お酒のある生活  

 辛いことや苦しいことがたくさんある毎日を乗り切っていくために、必要なものは何なのでしょうか。その場しのぎの気休めでは、明日もまた同じ職場が待っているわけだし、状況は変わりません。人間関係、なんてことであればなおさらのこと。誰かの助言に勇気づけられたこともたくさんありますが、いつでもそんな「誰か」に期待し、頼り続けるわけにもいきません・・・結局は自分を見つめ直し、克服する以外に道はないのではないでしょうか・・・

メジロ 撮影:syurann-syurann

 ところで、私の楽しみの一つに、ほぼ毎日の晩酌があります。酒とは、ただ美味なだけの液体ではありません。古来飲酒は、神との対話の手段でした。飲酒によって天啓を受け、ある意味日々のよりどころとしていたと考えてもいいのかも知れません。神の死んでしまった現在、私たちは何のために酒を飲んでいるのでしょうか・・・?

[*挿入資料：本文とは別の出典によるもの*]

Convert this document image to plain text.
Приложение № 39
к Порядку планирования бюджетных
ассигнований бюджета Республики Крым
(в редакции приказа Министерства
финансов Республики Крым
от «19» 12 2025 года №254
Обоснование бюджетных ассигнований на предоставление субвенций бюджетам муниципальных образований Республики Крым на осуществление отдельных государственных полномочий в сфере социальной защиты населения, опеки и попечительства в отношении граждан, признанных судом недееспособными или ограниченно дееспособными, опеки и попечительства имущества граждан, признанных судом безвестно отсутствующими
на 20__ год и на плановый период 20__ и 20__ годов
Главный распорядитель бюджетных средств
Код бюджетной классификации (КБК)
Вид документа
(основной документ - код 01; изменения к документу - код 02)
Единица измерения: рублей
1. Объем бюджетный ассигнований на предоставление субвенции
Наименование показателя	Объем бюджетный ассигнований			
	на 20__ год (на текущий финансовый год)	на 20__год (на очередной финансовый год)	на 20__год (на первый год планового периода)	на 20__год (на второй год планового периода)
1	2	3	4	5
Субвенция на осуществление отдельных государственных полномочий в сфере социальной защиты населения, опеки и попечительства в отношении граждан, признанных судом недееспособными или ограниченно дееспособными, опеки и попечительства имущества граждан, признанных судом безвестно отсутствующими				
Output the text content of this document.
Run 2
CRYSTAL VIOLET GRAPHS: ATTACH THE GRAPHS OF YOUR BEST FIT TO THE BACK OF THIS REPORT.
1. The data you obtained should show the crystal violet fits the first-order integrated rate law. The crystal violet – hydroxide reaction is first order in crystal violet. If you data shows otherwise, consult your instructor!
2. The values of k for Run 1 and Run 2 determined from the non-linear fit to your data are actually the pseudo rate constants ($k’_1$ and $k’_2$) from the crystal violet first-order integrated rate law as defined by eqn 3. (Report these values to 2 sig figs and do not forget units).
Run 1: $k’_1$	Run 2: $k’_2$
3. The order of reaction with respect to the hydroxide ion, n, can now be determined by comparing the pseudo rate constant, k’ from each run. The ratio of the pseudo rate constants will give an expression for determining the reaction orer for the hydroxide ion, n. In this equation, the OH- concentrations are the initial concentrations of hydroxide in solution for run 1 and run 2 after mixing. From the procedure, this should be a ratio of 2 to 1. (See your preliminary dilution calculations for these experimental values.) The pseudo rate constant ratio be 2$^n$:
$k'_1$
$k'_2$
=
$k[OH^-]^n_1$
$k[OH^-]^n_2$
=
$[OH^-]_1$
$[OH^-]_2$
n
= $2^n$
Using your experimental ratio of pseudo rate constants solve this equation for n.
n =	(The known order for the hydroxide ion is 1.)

 酒を口に含み、舌上を転がし、口内を滲みわたってかけぬけていくかすかな震えを感じたら、ゆっくりと咽へ運んでいく・・・その振動は波紋のように60兆個の細胞へと伝播していき、それぞれのDNAが共鳴しあう。魂は時を駆け・・・宇宙へと還っていく。この一体感、底知れぬ充足感・・・古の記憶が呼び覚まされる・・・

 30分の独酌。このために生きてみませんか?頑張ってみませんか?

 一組の徳利と盃に今の自分の総てを預け、五感を研ぎすませ総動員し、時と対話して得られるものは、必ずやあなたに一筋の光明を導いてくれるでしょう。八方ふさがりの闇の中、震える膝を一歩前に動かすことを躊躇していた自分の小ささ。生きていくことの自然。死んでいくことの自然を感じて。天地間我一人 我より始まる・・・、宮本武蔵のこの言葉を、私もこの頃好きになりはじめました。